A week before my flight they emailed me to say they had been offered work in LA and sorry, the room was no longer available. Time to consult Craig’s List again, quickly.
This is where this post changes direction – no longer in praise of NYC apartment living, more caveat emptor.
The standout offer was for a studio apartment at 105 E 9th St- advertised with photographs- and yes, it was available for my dates. Please sign this 3 page agreement. Please send a 50% deposit by Western Union only, and to the owner’s daughter in Virginia. Alarm bells should have rung, but I was anxious to secure the
apartment, and sent the money. I was emailed that the money had been received, and the booking was confirmed. I wrote to ask how I would recognise the apartment when I arrived at the building; no reply. I looked on Street View and saw there indeed was an apartment building at 105, with a keypad at the entrance, so wrote to ask what numbers I should enter; no reply. Still my flight was booked, and surely everything would be clear when I arrived.
Clear it certainly was; none of the tenants in the building know anything of my apartment- owner, and there were no studio apartments in the building. It had been a con, elaborate, professional. I booked a couple of nights in a nearby hotel to give myself some time to think, but by the end of the first night I’d decided to come home as quickly as possible- the shine had been rubbed off the holiday with a vengeance.
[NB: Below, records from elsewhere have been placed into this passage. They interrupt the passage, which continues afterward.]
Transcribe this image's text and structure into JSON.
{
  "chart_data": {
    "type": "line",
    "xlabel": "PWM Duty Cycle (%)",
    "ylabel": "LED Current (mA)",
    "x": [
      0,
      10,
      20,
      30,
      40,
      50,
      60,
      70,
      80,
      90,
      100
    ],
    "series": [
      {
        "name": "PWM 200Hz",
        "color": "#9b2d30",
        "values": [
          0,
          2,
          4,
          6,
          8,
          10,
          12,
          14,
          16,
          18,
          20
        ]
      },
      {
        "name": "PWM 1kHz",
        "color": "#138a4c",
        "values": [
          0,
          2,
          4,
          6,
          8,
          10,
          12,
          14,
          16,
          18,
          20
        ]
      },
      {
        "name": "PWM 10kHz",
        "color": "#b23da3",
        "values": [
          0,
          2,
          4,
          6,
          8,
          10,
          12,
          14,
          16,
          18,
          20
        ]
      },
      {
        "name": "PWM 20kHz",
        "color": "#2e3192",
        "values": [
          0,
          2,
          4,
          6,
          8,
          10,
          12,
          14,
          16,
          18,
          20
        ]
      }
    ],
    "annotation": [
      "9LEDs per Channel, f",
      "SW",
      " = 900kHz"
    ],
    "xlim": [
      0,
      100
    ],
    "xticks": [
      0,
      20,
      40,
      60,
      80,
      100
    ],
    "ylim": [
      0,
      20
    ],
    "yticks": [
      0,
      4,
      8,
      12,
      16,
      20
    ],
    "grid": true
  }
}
The airline took pity on me and only surcharged me $105.
How was I conned so easily? Leaving aside the saying containing the words ‘no’, ‘fool’ and ‘old’ and the fact that I needed to book somewhere in a hurry, I’ve concluded that the honesty of the jazz community is to blame. (Poor joke, I know.)
Each year hundreds of customers send me cash in advance, trusting that I’ll be honest and send them the goods they’ve ordered. Each year I send out hundreds of packets with invoices, trusting my customers will pay up. No-one has ever been let down. An expectation of honest dealing develops; I’m not ashamed of my naivety, but furious at this breach of trust.
Some advice and practical matters: never send money by Western Union to someone you don’t know- they have none of the anti-fraud procedures of Paypal. And please don’t book an apartment (in NYC or elsewhere) from email@example.com (who may well not exist) aka Unique-Suite Vacation Rental or from Wendy Accurso, 12 Aunt Lilly Lane, Annandale VA 22003 (who presumably does exist, because you have to take valid ID to the Western Union office to collect cash.)
I intend to pursue these crooks as far as I can, with Craig’s List, Google, Western Union and the Annandale VA police department. I’ll let you know how I get on.
Since making the original post I've learned that this is a large, well-organised scam covering several US cities and involving several individuals- or more likely one individual using several names and email addresses. I'm clearly not the only person who's been conned- not that I feel any better for that.
I've alerted Craigs List- no reply to date.